Session 3 - UNLV Hospitality Lab


Leading a first ever hospitality innovation lab requires some rather innovative thinking. To ensure the students were guided on the journey in developing and applying innovation to the hospitality industry, I designed the course to follow an approach where each session builds upon the prior session and ultimately prepares them to start developing an idea. In most cases of startup innovation this may be contrary to conventional practice.

The course itself is divided into four modules with each module filling approximately 4 class sessions. These sessions overlap and follow a logical sequence to the final pitch presentation, much like a startup pitch to an accelerator except that all of the pitches will be applied innovation to hospitality and all teams will have followed the same path.

Now in the first module we are sharing knowledge. Knowledge of both the hospitality industry and of innovation itself. In addition, we educate them on value propositions and a business model. I think it it is critically important for the students to view innovation in the context of the customer, the competition and the unique nature of the hospitality industry. The objectives as you can see above are to build a level of background knowledge of the hospitality industry and then refine that by zeroing in on the key problems for example, a long line at check in or engagement of millennials. My intent was to narrow the scope of ideas to ideas that actually solved significant problems in the industry. Second to that was to identify the major opportunities to innovate for example, robotics or predictive analytics. This foundation would therefore be strong and the student teams would be prepared for the second module: ideation.
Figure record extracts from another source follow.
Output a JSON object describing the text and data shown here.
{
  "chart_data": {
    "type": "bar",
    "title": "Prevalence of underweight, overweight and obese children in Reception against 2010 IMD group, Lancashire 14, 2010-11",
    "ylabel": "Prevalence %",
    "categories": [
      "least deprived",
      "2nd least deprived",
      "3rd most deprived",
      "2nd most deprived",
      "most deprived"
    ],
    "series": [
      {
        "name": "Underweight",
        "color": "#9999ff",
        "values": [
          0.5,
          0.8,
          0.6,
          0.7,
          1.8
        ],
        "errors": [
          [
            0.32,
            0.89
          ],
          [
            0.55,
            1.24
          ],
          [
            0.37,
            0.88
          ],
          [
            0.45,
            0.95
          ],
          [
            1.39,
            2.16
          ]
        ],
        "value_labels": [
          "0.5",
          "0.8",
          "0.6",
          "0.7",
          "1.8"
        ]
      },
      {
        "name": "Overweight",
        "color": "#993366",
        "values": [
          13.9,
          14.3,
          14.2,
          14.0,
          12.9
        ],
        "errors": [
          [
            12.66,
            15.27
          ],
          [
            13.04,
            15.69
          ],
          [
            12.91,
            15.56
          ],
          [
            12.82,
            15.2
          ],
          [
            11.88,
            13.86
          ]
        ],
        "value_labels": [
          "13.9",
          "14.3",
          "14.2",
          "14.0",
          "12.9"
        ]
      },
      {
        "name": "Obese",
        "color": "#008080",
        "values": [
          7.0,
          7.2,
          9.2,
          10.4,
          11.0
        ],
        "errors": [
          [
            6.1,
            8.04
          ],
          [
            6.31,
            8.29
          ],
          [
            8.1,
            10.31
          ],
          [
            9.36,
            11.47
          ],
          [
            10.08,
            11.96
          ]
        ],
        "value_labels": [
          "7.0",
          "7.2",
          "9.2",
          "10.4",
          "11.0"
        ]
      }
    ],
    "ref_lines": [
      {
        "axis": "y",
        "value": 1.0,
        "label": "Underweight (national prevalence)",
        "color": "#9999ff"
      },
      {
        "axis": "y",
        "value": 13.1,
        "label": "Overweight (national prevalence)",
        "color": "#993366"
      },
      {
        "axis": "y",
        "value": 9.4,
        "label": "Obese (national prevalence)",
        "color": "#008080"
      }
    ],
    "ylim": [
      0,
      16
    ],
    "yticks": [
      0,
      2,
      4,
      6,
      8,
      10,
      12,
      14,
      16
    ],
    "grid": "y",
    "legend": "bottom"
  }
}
Coming up with ideas is the easy part.

So I don't hang them out on this, I bring in mentors at this stage. True hospitality experts who can help mentor the teams on their possibilities. Provide them with the key insights or the go/no-go feasibility checkpoint on disruptive ideas. This actually take us to the mid-point in the semester where the student teams pitch their ideas to a panel of industry experts who score the ideas on a standard set of criteria similar to a pitch night but with more structure.

The highest scoring idea per team then becomes a project for the balance of the semester. Their deliverable on the last day is a final pitch, more refined and based on either a simulation of their idea or a prototype test plan.  What happens after that, well thats beyond the scope of my post but suffice it to say, I see this becoming integral to the startup process.